An alternative lifestyle

A new lifestyle awaited science teacher Martin Dand as he began teaching on the Flexible Route.

Science Teacher and Flexible Route probationer

Although I graduated from St. Andrews in the 90s, I did my initial teacher training in England. I had always planned to settle in Scotland but those first jobs took me on a longish detour.

It took me almost a decade to come to the realisation that I didn't feel fulfilled in industrial based jobs. Once I had decided to teach, the plan was to do my probation in England, where I had studied, and move north afterwards.

By the end of that year I decided I was just prevaricating and that a change in lifestyle was needed.

Making the move

It was quite scary moving up as I had no idea how easy or hard it would be to find work and how different I would find the Scottish system from the English and Welsh.

As a Flexible Route probationer I was aware that it would take a little longer and that I would be reliant on finding supply work to rack up the teaching hours.

This is probably the most daunting part of this route into the profession as it makes it difficult to plan for the future.
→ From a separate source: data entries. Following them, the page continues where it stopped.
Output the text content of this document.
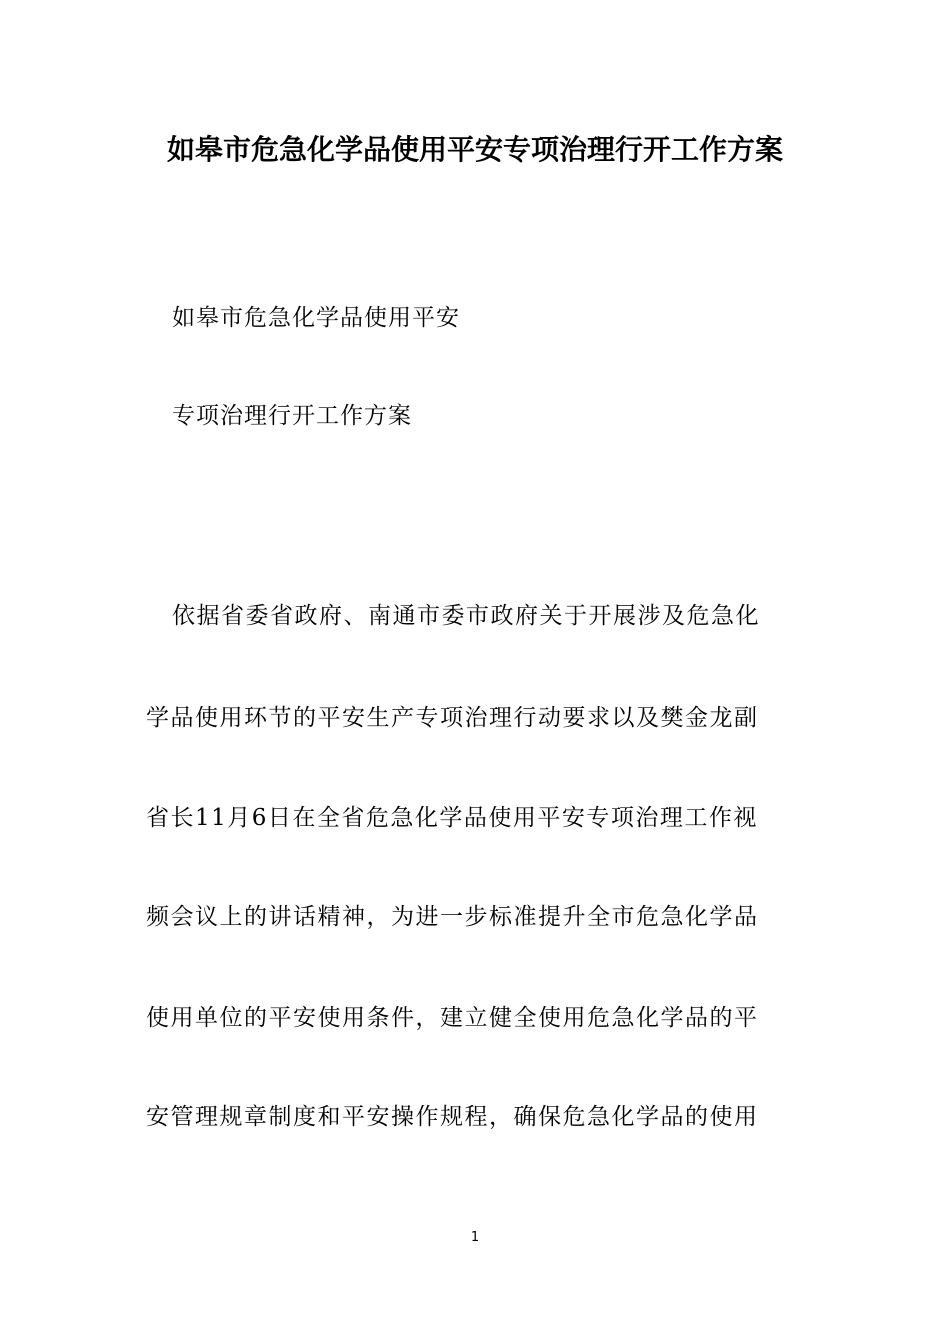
如皋市危急化学品使用平安专项治理行开工作方案
如皋市危急化学品使用平安
专项治理行开工作方案
依据省委省政府、南通市委市政府关于开展涉及危急化
学品使用环节的平安生产专项治理行动要求以及樊金龙副
省长11月6日在全省危急化学品使用平安专项治理工作视
频会议上的讲话精神，为进一步标准提升全市危急化学品
使用单位的平安使用条件，建立健全使用危急化学品的平
安管理规章制度和平安操作规程，确保危急化学品的使用
1
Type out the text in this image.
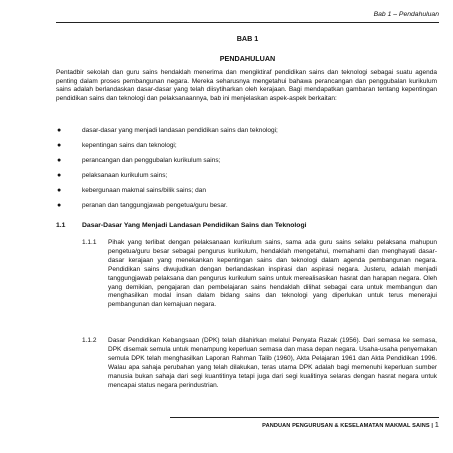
Bab 1 – Pendahuluan
BAB 1
PENDAHULUAN

Pentadbir sekolah dan guru sains hendaklah menerima dan mengiktiraf pendidikan sains dan teknologi sebagai suatu agenda penting dalam proses pembangunan negara. Mereka seharusnya mengetahui bahawa perancangan dan penggubalan kurikulum sains adalah berlandaskan dasar-dasar yang telah diisytiharkan oleh kerajaan. Bagi mendapatkan gambaran tentang kepentingan pendidikan sains dan teknologi dan pelaksanaannya, bab ini menjelaskan aspek-aspek berkaitan:

●	dasar-dasar yang menjadi landasan pendidikan sains dan teknologi;
●	kepentingan sains dan teknologi;
●	perancangan dan penggubalan kurikulum sains;
●	pelaksanaan kurikulum sains;
●	kebergunaan makmal sains/bilik sains; dan
●	peranan dan tanggungjawab pengetua/guru besar.
1.1 Dasar-Dasar Yang Menjadi Landasan Pendidikan Sains dan Teknologi
1.1.1 Pihak yang terlibat dengan pelaksanaan kurikulum sains, sama ada guru sains selaku pelaksana mahupun pengetua/guru besar sebagai pengurus kurikulum, hendaklah mengetahui, memahami dan menghayati dasar-dasar kerajaan yang menekankan kepentingan sains dan teknologi dalam agenda pembangunan negara. Pendidikan sains diwujudkan dengan berlandaskan inspirasi dan aspirasi negara. Justeru, adalah menjadi tanggungjawab pelaksana dan pengurus kurikulum sains untuk merealisasikan hasrat dan harapan negara. Oleh yang demikian, pengajaran dan pembelajaran sains hendaklah dilihat sebagai cara untuk membangun dan menghasilkan modal insan dalam bidang sains dan teknologi yang diperlukan untuk terus menerajui pembangunan dan kemajuan negara.
1.1.2 Dasar Pendidikan Kebangsaan (DPK) telah dilahirkan melalui Penyata Razak (1956). Dari semasa ke semasa, DPK disemak semula untuk menampung keperluan semasa dan masa depan negara. Usaha-usaha penyemakan semula DPK telah menghasilkan Laporan Rahman Talib (1960), Akta Pelajaran 1961 dan Akta Pendidikan 1996. Walau apa sahaja perubahan yang telah dilakukan, teras utama DPK adalah bagi memenuhi keperluan sumber manusia bukan sahaja dari segi kuantitinya tetapi juga dari segi kualitinya selaras dengan hasrat negara untuk mencapai status negara perindustrian.
PANDUAN PENGURUSAN & KESELAMATAN MAKMAL SAINS | 1
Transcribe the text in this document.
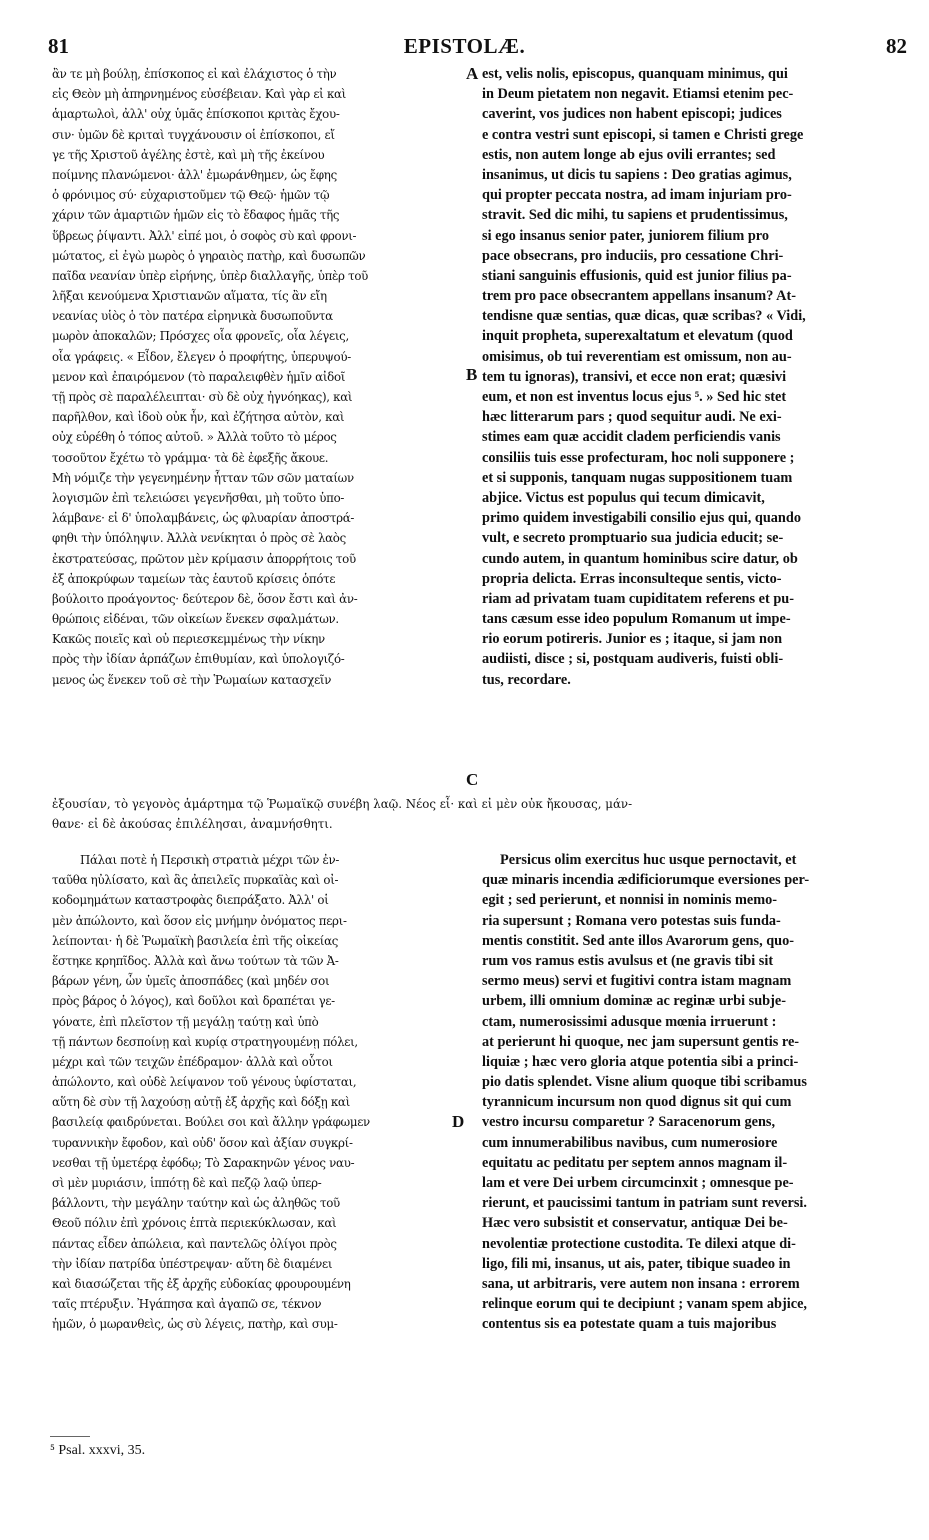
81	EPISTOLÆ.	82
ἂν τε μὴ βούλῃ, ἐπίσκοπος εἰ καὶ ἐλάχιστος ὁ τὴν
εἰς Θεὸν μὴ ἀπηρνημένος εὐσέβειαν. Καὶ γὰρ εἰ καὶ
ἁμαρτωλοὶ, ἀλλ' οὐχ ὑμᾶς ἐπίσκοποι κριτὰς ἔχου-
σιν· ὑμῶν δὲ κριταὶ τυγχάνουσιν οἱ ἐπίσκοποι, εἴ
γε τῆς Χριστοῦ ἀγέλης ἐστὲ, καὶ μὴ τῆς ἐκείνου
ποίμνης πλανώμενοι· ἀλλ' ἐμωράνθημεν, ὡς ἔφης
ὁ φρόνιμος σύ· εὐχαριστοῦμεν τῷ Θεῷ· ἡμῶν τῷ
χάριν τῶν ἁμαρτιῶν ἡμῶν εἰς τὸ ἔδαφος ἡμᾶς τῆς
ὕβρεως ῥίψαντι. Ἀλλ' εἰπέ μοι, ὁ σοφὸς σὺ καὶ φρονι-
μώτατος, εἰ ἐγὼ μωρὸς ὁ γηραιὸς πατὴρ, καὶ δυσωπῶν
παῖδα νεανίαν ὑπὲρ εἰρήνης, ὑπὲρ διαλλαγῆς, ὑπὲρ τοῦ
λῆξαι κενούμενα Χριστιανῶν αἵματα, τίς ἂν εἴη
νεανίας υἱὸς ὁ τὸν πατέρα εἰρηνικὰ δυσωποῦντα
μωρὸν ἀποκαλῶν; Πρόσχες οἷα φρονεῖς, οἷα λέγεις,
οἷα γράφεις. « Εἶδον, ἔλεγεν ὁ προφήτης, ὑπερυψού-
μενον καὶ ἐπαιρόμενον (τὸ παραλειφθὲν ἡμῖν αἰδοῖ
τῇ πρὸς σὲ παραλέλειπται· σὺ δὲ οὐχ ἠγνόηκας), καὶ
παρῆλθον, καὶ ἰδοὺ οὐκ ἦν, καὶ ἐζήτησα αὐτὸν, καὶ
οὐχ εὑρέθη ὁ τόπος αὐτοῦ. » Ἀλλὰ τοῦτο τὸ μέρος
τοσοῦτον ἔχέτω τὸ γράμμα· τὰ δὲ ἐφεξῆς ἄκουε.
Μὴ νόμιζε τὴν γεγενημένην ἧτταν τῶν σῶν ματαίων
λογισμῶν ἐπὶ τελειώσει γεγενῆσθαι, μὴ τοῦτο ὑπο-
λάμβανε· εἰ δ' ὑπολαμβάνεις, ὡς φλυαρίαν ἀποστρά-
φηθι τὴν ὑπόληψιν. Ἀλλὰ νενίκηται ὁ πρὸς σὲ λαὸς
ἐκστρατεύσας, πρῶτον μὲν κρίμασιν ἀπορρήτοις τοῦ
ἐξ ἀποκρύφων ταμείων τὰς ἑαυτοῦ κρίσεις ὁπότε
βούλοιτο προάγοντος· δεύτερον δὲ, ὅσον ἔστι καὶ ἀν-
θρώποις εἰδέναι, τῶν οἰκείων ἕνεκεν σφαλμάτων.
Κακῶς ποιεῖς καὶ οὐ περιεσκεμμένως τὴν νίκην
πρὸς τὴν ἰδίαν ἁρπάζων ἐπιθυμίαν, καὶ ὑπολογιζό-
μενος ὡς ἕνεκεν τοῦ σὲ τὴν Ῥωμαίων κατασχεῖν
est, velis nolis, episcopus, quanquam minimus, qui
in Deum pietatem non negavit. Etiamsi etenim pec-
caverint, vos judices non habent episcopi; judices
e contra vestri sunt episcopi, si tamen e Christi grege
estis, non autem longe ab ejus ovili errantes; sed
insanimus, ut dicis tu sapiens : Deo gratias agimus,
qui propter peccata nostra, ad imam injuriam pro-
stravit. Sed dic mihi, tu sapiens et prudentissimus,
si ego insanus senior pater, juniorem filium pro
pace obsecrans, pro induciis, pro cessatione Chri-
stiani sanguinis effusionis, quid est junior filius pa-
trem pro pace obsecrantem appellans insanum? At-
tendisne quæ sentias, quæ dicas, quæ scribas? « Vidi,
inquit propheta, superexaltatum et elevatum (quod
omisimus, ob tui reverentiam est omissum, non au-
tem tu ignoras), transivi, et ecce non erat; quæsivi
eum, et non est inventus locus ejus ⁵. » Sed hic stet
hæc litterarum pars ; quod sequitur audi. Ne exi-
stimes eam quæ accidit cladem perficiendis vanis
consiliis tuis esse profecturam, hoc noli supponere ;
et si supponis, tanquam nugas suppositionem tuam
abjice. Victus est populus qui tecum dimicavit,
primo quidem investigabili consilio ejus qui, quando
vult, e secreto promptuario sua judicia educit; se-
cundo autem, in quantum hominibus scire datur, ob
propria delicta. Erras inconsulteque sentis, victo-
riam ad privatam tuam cupiditatem referens et pu-
tans cæsum esse ideo populum Romanum ut impe-
rio eorum potireris. Junior es ; itaque, si jam non
audiisti, disce ; si, postquam audiveris, fuisti obli-
tus, recordare.
A
B
C
D
ἐξουσίαν, τὸ γεγονὸς ἁμάρτημα τῷ Ῥωμαϊκῷ συνέβη λαῷ. Νέος εἶ· καὶ εἰ μὲν οὐκ ἤκουσας, μάν-
θανε· εἰ δὲ ἀκούσας ἐπιλέλησαι, ἀναμνήσθητι.
Πάλαι ποτὲ ἡ Περσικὴ στρατιὰ μέχρι τῶν ἐν-
ταῦθα ηὐλίσατο, καὶ ἃς ἀπειλεῖς πυρκαϊὰς καὶ οἰ-
κοδομημάτων καταστροφὰς διεπράξατο. Ἀλλ' οἱ
μὲν ἀπώλοντο, καὶ ὅσον εἰς μνήμην ὀνόματος περι-
λείπονται· ἡ δὲ Ῥωμαϊκὴ βασιλεία ἐπὶ τῆς οἰκείας
ἕστηκε κρηπῖδος. Ἀλλὰ καὶ ἄνω τούτων τὰ τῶν Ἀ-
βάρων γένη, ὧν ὑμεῖς ἀποσπάδες (καὶ μηδέν σοι
πρὸς βάρος ὁ λόγος), καὶ δοῦλοι καὶ δραπέται γε-
γόνατε, ἐπὶ πλεῖστον τῇ μεγάλῃ ταύτῃ καὶ ὑπὸ
τῇ πάντων δεσποίνῃ καὶ κυρίᾳ στρατηγουμένῃ πόλει,
μέχρι καὶ τῶν τειχῶν ἐπέδραμον· ἀλλὰ καὶ οὗτοι
ἀπώλοντο, καὶ οὐδὲ λείψανον τοῦ γένους ὑφίσταται,
αὕτη δὲ σὺν τῇ λαχούσῃ αὐτῇ ἐξ ἀρχῆς καὶ δόξῃ καὶ
βασιλείᾳ φαιδρύνεται. Βούλει σοι καὶ ἄλλην γράφωμεν
τυραννικὴν ἔφοδον, καὶ οὐδ' ὅσον καὶ ἀξίαν συγκρί-
νεσθαι τῇ ὑμετέρᾳ ἐφόδῳ; Τὸ Σαρακηνῶν γένος ναυ-
σὶ μὲν μυριάσιν, ἱππότῃ δὲ καὶ πεζῷ λαῷ ὑπερ-
βάλλοντι, τὴν μεγάλην ταύτην καὶ ὡς ἀληθῶς τοῦ
Θεοῦ πόλιν ἐπὶ χρόνοις ἑπτὰ περιεκύκλωσαν, καὶ
πάντας εἶδεν ἀπώλεια, καὶ παντελῶς ὀλίγοι πρὸς
τὴν ἰδίαν πατρίδα ὑπέστρεψαν· αὕτη δὲ διαμένει
καὶ διασώζεται τῆς ἐξ ἀρχῆς εὐδοκίας φρουρουμένη
ταῖς πτέρυξιν. Ἠγάπησα καὶ ἀγαπῶ σε, τέκνον
ἡμῶν, ὁ μωρανθεὶς, ὡς σὺ λέγεις, πατὴρ, καὶ συμ-
Persicus olim exercitus huc usque pernoctavit, et
quæ minaris incendia ædificiorumque eversiones per-
egit ; sed perierunt, et nonnisi in nominis memo-
ria supersunt ; Romana vero potestas suis funda-
mentis constitit. Sed ante illos Avarorum gens, quo-
rum vos ramus estis avulsus et (ne gravis tibi sit
sermo meus) servi et fugitivi contra istam magnam
urbem, illi omnium dominæ ac reginæ urbi subje-
ctam, numerosissimi adusque mœnia irruerunt :
at perierunt hi quoque, nec jam supersunt gentis re-
liquiæ ; hæc vero gloria atque potentia sibi a princi-
pio datis splendet. Visne alium quoque tibi scribamus
tyrannicum incursum non quod dignus sit qui cum
vestro incursu comparetur ? Saracenorum gens,
cum innumerabilibus navibus, cum numerosiore
equitatu ac peditatu per septem annos magnam il-
lam et vere Dei urbem circumcinxit ; omnesque pe-
rierunt, et paucissimi tantum in patriam sunt reversi.
Hæc vero subsistit et conservatur, antiquæ Dei be-
nevolentiæ protectione custodita. Te dilexi atque di-
ligo, fili mi, insanus, ut ais, pater, tibique suadeo in
sana, ut arbitraris, vere autem non insana : errorem
relinque eorum qui te decipiunt ; vanam spem abjice,
contentus sis ea potestate quam a tuis majoribus
⁵ Psal. xxxvi, 35.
Unless you have savings it means that when the schools break up you need to find alternative employment.

This could have been a major headache for me but I got lucky. By mid-November I was at Wester Hailes Education Centre (WHEC) and was required for the whole year as a subject specialist.

Being with the same teachers for a prolonged period I was able to get advice and support.

From this I will tell anyone planning on taking this route that it is invaluable to get longer term positions as it allows you to develop all the skills and relations with pupils that make up a successful teaching and learning partnership.

As I was only on supply I was not entitled to the official mentoring and CPD of induction probationers but just on the basis of being with the same teachers and support staff for a prolonged period I was able to get advice and support.

I enjoyed my time at WHEC but at the end of the year I was still looking at needing a summer job and with nowhere to go in August. Again I got luckier than most.

A lucky break

A probationer was supposed to start at Drummond Community High School (DCHS) but found an alternative place in the private sector. The PT at Drummond asked around and my PT at WHEC passed my name on. I've now been at DCHS for a year and have just finished my Final Report.

This was a particularly lucky break as the post was set up for a probationer and DCHS even sent me on the CPD that the probationer would have got.

I don't know if my experiences are typical of the non-induction route but I am very glad I did not have to jump from school to school without being able to settle I any one place.

From the point of view of an Englishman in Scotland I've got to say that having 20 pupils in a lab is a vastly different experience from having 36 pupils.

The teaching of discreet sciences rather than dual/triple award GCSE and the presence of a sixth year in almost all schools makes teaching a decidedly more attractive proposition here than down south.

Whilst the non-induction route can be a bit scary and uncertain, it seems to have panned out for me and I would tell anyone not to let the lack of the security of the induction scheme put them off teaching.